Frauenleiche lag schon länger in der Wohnung
Nach vier Stunden knallt es mehrfach, unklar, ob das Schüsse sind oder vielleicht Blendgranaten, „Zugriff erfolgt“, meldet die Polizei. Der Festgenommene sei wohl der Wohnungsinhaber, neben ihm haben die Einsatzkräfte eine tote Frau gefunden, wahrscheinlich seine betagte Mutter. Sie war wohl schon vor längerer Zeit verstorben. Nach dem mutmaßlichen Täter wird ein SEK-Mann auf einer Trage über die Straße geschoben, er richtet sich auf und versucht zu lächeln: Es ist ein Zeichen an seine Kollegen, nichts Schlimmes!
An der Berliner Straße ist kein Durchkommen mehr, dabei wohnen hier viele Menschen, 70 Familien allein in Nummer 45. Hier in Ratingen-West stehen bunt renovierte Hochhäuser wie Bauklötze kreuz und quer in Straßen, die nach ostdeutschen Städten heißen: Jenaer, Weimarer, Stendaler Straße. Zwischen den Wohnblöcken hallen die Martinshörner wider. Nachbarn stehen in Gruppen zusammen, noch dürfen sie nicht zurück in ihre Wohnungen. Unter ihnen ist auch ein älterer Herr aus dem Erdgeschoss, er kannte „den, der da wohnte“.

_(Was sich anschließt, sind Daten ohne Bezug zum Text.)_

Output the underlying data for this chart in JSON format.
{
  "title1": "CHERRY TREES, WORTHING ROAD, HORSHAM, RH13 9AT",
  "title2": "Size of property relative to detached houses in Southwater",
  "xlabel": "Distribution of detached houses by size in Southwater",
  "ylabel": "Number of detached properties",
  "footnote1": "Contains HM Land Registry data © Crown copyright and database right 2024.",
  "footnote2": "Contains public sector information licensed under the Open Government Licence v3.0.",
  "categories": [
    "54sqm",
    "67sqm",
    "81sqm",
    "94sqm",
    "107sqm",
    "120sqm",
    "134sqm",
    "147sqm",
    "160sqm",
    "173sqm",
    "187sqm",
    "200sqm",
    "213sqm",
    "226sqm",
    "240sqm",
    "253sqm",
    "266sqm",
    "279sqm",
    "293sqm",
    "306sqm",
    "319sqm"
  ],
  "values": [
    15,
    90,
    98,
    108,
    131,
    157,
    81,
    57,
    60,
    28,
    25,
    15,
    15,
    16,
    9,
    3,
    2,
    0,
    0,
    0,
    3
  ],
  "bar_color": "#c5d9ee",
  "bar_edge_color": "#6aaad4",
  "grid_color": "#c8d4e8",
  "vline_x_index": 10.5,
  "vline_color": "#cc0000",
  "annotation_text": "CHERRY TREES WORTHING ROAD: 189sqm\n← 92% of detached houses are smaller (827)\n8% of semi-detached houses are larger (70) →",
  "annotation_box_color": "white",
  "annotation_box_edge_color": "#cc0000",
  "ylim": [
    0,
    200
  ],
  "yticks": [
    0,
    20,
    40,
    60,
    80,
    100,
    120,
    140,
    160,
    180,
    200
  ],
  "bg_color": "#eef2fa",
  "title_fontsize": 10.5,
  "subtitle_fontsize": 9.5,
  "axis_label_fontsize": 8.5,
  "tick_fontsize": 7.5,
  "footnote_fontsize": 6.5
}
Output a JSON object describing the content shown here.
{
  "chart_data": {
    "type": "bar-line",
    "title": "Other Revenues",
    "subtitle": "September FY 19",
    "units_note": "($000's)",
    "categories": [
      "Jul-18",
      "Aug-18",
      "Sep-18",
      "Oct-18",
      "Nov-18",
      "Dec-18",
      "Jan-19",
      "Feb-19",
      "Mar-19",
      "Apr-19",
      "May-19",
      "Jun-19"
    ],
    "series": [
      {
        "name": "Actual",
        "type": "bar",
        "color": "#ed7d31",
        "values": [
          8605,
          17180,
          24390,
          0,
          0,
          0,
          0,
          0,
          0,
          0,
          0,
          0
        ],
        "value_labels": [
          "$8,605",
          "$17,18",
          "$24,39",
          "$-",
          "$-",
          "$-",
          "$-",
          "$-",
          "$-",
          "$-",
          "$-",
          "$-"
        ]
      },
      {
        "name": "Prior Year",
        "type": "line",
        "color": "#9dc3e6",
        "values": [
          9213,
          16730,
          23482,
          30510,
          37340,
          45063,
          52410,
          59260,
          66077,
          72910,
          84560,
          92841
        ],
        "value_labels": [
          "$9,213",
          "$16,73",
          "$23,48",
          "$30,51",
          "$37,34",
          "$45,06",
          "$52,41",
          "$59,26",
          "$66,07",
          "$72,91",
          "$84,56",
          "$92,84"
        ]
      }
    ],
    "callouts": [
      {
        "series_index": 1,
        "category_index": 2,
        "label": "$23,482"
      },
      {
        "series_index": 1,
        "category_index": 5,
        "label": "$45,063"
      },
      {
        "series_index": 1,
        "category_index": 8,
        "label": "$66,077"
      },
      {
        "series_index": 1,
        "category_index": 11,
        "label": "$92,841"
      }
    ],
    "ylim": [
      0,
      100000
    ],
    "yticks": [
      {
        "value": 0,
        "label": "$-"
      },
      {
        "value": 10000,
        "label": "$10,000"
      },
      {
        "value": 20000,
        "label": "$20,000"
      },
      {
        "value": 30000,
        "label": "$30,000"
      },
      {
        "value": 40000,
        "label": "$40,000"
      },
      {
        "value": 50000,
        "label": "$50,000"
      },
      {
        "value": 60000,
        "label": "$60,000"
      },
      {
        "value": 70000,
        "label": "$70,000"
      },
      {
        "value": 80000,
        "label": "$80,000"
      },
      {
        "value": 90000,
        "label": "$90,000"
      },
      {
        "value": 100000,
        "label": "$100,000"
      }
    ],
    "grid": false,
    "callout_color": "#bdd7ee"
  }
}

Ein ruhiger Mann, sagt er in schönstem Rheinisch, Anstreicher, man sei zusammen aufgewachsen. Nach dem Tod seines Vaters habe er allein mit seiner Mutter im 10. Stock gewohnt. Aber zuletzt? „Lange nicht gesehen. Sehr lange nicht mehr.“ Was er nun hört von seinem Jugendfreund, da ist der Nachbar „platt“: „Ich vermute, dass der krank war. Das kann ja nicht anders sein.“ Oder es war so, wie auch die Polizei durchblicken lässt: Man habe Hinweise auf Kontakte zur Querdenker-Szene, „ein Schwurbler“, sagt jemand, polizeibekannt. Innenminister Reul berichtet von Recherchen in den sozialen Medien: Danach habe sich der Mann „im Corona-Leugner-Umfeld gedanklich aufgehalten“.

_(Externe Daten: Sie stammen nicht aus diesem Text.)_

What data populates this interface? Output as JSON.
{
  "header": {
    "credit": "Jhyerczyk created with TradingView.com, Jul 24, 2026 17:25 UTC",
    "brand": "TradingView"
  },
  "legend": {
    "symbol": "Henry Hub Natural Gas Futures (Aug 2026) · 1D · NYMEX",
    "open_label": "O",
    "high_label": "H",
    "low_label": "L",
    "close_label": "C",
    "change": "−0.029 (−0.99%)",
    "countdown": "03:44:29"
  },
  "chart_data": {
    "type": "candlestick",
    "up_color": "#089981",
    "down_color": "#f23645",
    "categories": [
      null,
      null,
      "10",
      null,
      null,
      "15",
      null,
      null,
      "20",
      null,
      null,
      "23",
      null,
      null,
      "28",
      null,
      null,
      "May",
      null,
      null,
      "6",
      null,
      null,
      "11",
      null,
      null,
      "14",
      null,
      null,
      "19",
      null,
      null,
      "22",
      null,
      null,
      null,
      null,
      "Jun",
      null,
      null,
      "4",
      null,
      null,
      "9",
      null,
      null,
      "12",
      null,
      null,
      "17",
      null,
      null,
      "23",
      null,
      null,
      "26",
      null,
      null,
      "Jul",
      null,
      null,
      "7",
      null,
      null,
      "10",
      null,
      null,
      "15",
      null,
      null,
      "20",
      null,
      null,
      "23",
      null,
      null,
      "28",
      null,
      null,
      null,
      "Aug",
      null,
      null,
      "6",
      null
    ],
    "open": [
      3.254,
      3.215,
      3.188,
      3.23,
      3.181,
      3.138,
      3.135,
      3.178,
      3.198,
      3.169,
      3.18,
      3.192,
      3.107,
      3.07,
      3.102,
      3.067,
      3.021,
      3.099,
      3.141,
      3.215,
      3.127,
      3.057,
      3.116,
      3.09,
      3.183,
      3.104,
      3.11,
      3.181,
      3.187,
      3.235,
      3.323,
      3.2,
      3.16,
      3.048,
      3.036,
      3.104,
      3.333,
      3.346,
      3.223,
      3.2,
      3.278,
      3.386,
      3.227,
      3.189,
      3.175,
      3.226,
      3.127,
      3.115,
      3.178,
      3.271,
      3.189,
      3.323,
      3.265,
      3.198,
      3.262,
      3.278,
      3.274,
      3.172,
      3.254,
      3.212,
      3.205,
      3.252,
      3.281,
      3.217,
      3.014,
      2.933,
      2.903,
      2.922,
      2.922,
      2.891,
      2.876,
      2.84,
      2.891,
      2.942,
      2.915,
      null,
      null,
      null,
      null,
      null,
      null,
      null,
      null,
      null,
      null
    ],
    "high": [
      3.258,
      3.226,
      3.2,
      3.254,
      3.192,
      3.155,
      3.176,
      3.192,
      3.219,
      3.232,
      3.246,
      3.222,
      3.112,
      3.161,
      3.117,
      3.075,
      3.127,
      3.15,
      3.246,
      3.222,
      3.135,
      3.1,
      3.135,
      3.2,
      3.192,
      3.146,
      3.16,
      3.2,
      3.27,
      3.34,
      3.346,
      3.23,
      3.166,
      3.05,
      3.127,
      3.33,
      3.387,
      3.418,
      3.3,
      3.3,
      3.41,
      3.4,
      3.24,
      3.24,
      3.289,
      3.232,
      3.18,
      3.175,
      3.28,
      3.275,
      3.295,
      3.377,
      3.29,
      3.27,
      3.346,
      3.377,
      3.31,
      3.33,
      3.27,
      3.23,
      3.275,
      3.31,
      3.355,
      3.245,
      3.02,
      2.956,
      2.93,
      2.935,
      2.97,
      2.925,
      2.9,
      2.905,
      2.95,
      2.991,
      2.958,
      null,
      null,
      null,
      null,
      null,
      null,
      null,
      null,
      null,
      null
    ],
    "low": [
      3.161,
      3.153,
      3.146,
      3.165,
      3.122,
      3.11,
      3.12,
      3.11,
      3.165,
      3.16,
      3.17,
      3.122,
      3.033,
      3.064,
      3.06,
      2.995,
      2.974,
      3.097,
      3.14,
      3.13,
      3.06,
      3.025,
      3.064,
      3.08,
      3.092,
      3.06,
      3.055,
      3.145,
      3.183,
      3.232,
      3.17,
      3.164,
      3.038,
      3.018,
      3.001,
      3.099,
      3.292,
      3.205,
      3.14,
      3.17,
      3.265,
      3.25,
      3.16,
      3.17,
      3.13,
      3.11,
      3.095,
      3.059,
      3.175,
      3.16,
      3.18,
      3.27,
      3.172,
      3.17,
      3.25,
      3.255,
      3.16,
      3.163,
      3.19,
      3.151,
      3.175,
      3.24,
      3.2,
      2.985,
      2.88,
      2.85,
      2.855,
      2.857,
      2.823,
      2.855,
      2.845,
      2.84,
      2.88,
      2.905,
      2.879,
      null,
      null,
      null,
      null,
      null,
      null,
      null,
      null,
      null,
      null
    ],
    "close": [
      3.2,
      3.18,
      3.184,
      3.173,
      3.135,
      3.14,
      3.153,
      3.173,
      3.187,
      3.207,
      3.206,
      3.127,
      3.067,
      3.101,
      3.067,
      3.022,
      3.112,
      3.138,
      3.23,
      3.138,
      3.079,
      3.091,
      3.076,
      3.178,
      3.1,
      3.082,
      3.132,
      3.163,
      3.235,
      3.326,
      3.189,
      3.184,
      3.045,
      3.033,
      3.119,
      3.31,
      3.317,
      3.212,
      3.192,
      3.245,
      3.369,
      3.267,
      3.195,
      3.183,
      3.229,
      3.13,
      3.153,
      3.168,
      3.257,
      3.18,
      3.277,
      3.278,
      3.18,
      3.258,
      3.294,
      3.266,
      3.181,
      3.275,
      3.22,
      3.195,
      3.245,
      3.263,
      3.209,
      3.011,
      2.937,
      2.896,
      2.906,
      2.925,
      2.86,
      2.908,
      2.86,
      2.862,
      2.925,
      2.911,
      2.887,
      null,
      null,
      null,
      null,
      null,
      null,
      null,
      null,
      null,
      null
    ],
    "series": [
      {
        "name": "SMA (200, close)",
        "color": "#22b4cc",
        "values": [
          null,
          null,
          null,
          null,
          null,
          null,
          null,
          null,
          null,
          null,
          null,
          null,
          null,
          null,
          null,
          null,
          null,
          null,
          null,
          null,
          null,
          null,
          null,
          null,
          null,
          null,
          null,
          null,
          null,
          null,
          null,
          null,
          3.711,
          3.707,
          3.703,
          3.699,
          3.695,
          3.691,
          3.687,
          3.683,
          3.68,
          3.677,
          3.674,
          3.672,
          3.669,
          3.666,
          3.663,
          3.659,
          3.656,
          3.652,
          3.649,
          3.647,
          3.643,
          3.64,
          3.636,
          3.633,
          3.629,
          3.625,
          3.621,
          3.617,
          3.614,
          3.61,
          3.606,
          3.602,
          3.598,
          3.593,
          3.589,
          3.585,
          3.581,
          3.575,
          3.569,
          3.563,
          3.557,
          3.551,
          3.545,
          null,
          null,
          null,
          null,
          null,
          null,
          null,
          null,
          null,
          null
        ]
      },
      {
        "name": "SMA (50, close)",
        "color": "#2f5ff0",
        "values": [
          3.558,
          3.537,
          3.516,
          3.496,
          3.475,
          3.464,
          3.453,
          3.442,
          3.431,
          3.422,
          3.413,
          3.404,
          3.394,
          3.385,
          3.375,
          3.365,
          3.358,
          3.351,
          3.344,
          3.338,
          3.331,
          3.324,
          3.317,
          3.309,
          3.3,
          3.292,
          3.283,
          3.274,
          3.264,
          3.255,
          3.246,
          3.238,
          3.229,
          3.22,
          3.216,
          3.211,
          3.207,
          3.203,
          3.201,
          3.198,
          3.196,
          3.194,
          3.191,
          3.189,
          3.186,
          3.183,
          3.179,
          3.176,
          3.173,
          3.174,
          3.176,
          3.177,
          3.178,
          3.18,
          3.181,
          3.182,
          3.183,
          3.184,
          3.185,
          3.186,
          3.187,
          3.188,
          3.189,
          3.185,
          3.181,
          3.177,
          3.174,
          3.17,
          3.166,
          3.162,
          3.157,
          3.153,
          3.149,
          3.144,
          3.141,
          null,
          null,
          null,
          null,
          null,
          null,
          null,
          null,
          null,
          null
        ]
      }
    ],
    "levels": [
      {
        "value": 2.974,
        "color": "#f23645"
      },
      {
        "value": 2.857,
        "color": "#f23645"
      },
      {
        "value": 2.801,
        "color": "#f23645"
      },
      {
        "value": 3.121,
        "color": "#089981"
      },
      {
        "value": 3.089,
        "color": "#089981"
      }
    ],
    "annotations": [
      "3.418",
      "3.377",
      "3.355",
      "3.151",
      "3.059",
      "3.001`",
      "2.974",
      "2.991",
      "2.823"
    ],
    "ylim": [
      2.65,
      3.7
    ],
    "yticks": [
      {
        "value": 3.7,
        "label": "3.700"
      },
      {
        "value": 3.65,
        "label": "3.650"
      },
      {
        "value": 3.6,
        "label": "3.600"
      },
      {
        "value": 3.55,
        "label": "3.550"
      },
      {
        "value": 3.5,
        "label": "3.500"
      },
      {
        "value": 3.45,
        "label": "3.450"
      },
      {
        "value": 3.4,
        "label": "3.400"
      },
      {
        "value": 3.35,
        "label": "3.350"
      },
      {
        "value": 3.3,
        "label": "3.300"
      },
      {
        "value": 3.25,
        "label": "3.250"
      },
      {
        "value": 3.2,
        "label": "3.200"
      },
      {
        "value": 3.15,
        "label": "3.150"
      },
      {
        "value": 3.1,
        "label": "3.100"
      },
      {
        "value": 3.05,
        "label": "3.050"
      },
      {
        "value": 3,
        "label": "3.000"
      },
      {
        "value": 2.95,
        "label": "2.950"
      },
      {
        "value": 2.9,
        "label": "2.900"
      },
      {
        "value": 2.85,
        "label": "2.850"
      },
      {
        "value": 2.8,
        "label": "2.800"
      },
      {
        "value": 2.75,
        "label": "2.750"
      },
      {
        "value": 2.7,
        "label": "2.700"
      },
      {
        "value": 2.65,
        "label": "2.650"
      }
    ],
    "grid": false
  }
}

Innenminister Reul am Tatort: „Irre und unbegreiflich“
Die Gewerkschaft der Polizei (GdP) wollte sich an Spekulationen nicht beteiligen. Sie reagierte betroffen auf die „verheerende Tat“: Polizisten und Feuerwehrleute täten alles, um hilflose Personen zu retten, sagte der stellvertretende Landesvorsitzende Michael Maatz. „Dass sie dabei selbst Opfer eines Explosionsanschlags werden, macht uns fassungslos.“ Auch Innenminister Reul, am Nachmittag an den Tatort geeilt, nannte es „irre und unbegreiflich“, dass Menschen, „die für unsere Sicherheit sorgen … am Ende im wahrsten Sinne des Wortes ihr Leben riskieren“.

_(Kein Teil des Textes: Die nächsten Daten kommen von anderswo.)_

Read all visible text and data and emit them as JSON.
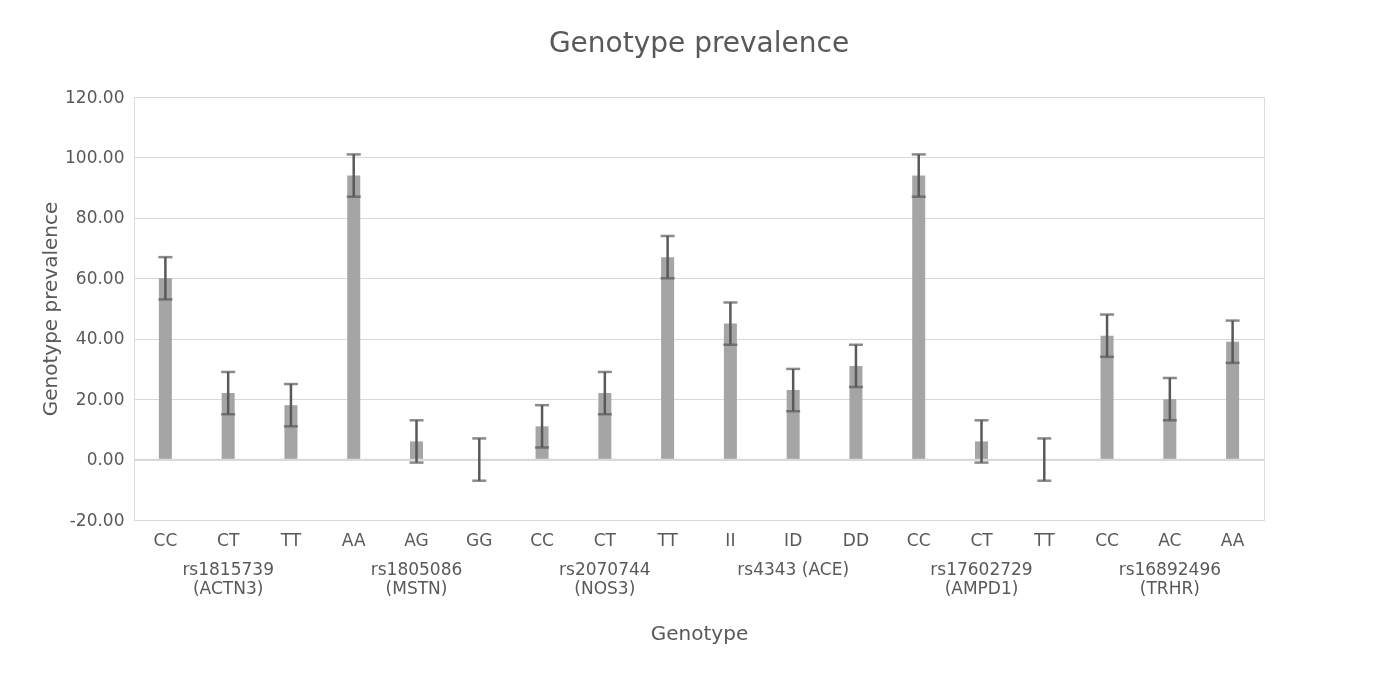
{
  "chart_data": {
    "type": "bar",
    "title": "Genotype prevalence",
    "xlabel": "Genotype",
    "ylabel": "Genotype prevalence",
    "categories": [
      "CC",
      "CT",
      "TT",
      "AA",
      "AG",
      "GG",
      "CC",
      "CT",
      "TT",
      "II",
      "ID",
      "DD",
      "CC",
      "CT",
      "TT",
      "CC",
      "AC",
      "AA"
    ],
    "values": [
      60,
      22,
      18,
      94,
      6,
      0,
      11,
      22,
      67,
      45,
      23,
      31,
      94,
      6,
      0,
      41,
      20,
      39
    ],
    "errors": [
      7,
      7,
      7,
      7,
      7,
      7,
      7,
      7,
      7,
      7,
      7,
      7,
      7,
      7,
      7,
      7,
      7,
      7
    ],
    "color": "#a5a5a5",
    "annotations": [
      "rs1815739\n(ACTN3)",
      "rs1805086\n(MSTN)",
      "rs2070744\n(NOS3)",
      "rs4343 (ACE)",
      "rs17602729\n(AMPD1)",
      "rs16892496\n(TRHR)"
    ],
    "ylim": [
      -20,
      120
    ],
    "yticks": [
      {
        "value": -20,
        "label": "-20.00"
      },
      {
        "value": 0,
        "label": "0.00"
      },
      {
        "value": 20,
        "label": "20.00"
      },
      {
        "value": 40,
        "label": "40.00"
      },
      {
        "value": 60,
        "label": "60.00"
      },
      {
        "value": 80,
        "label": "80.00"
      },
      {
        "value": 100,
        "label": "100.00"
      },
      {
        "value": 120,
        "label": "120.00"
      }
    ],
    "grid": "y"
  }
}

So viele verletzte Kollegen, „das lässt einen nicht kalt“, sagt ein Polizist vor Ort mit belegter Stimme. Gewerkschafter Maatz spricht auch für die Kollegen von der Feuerwehr: Man fühle „mit den verletzten Kollegen, die um ihr Leben ringen“.
Am Freitagmorgen hieß es zum Gesundheitszustand der am schwersten Verletzten laut Polizei: "Sie leben noch."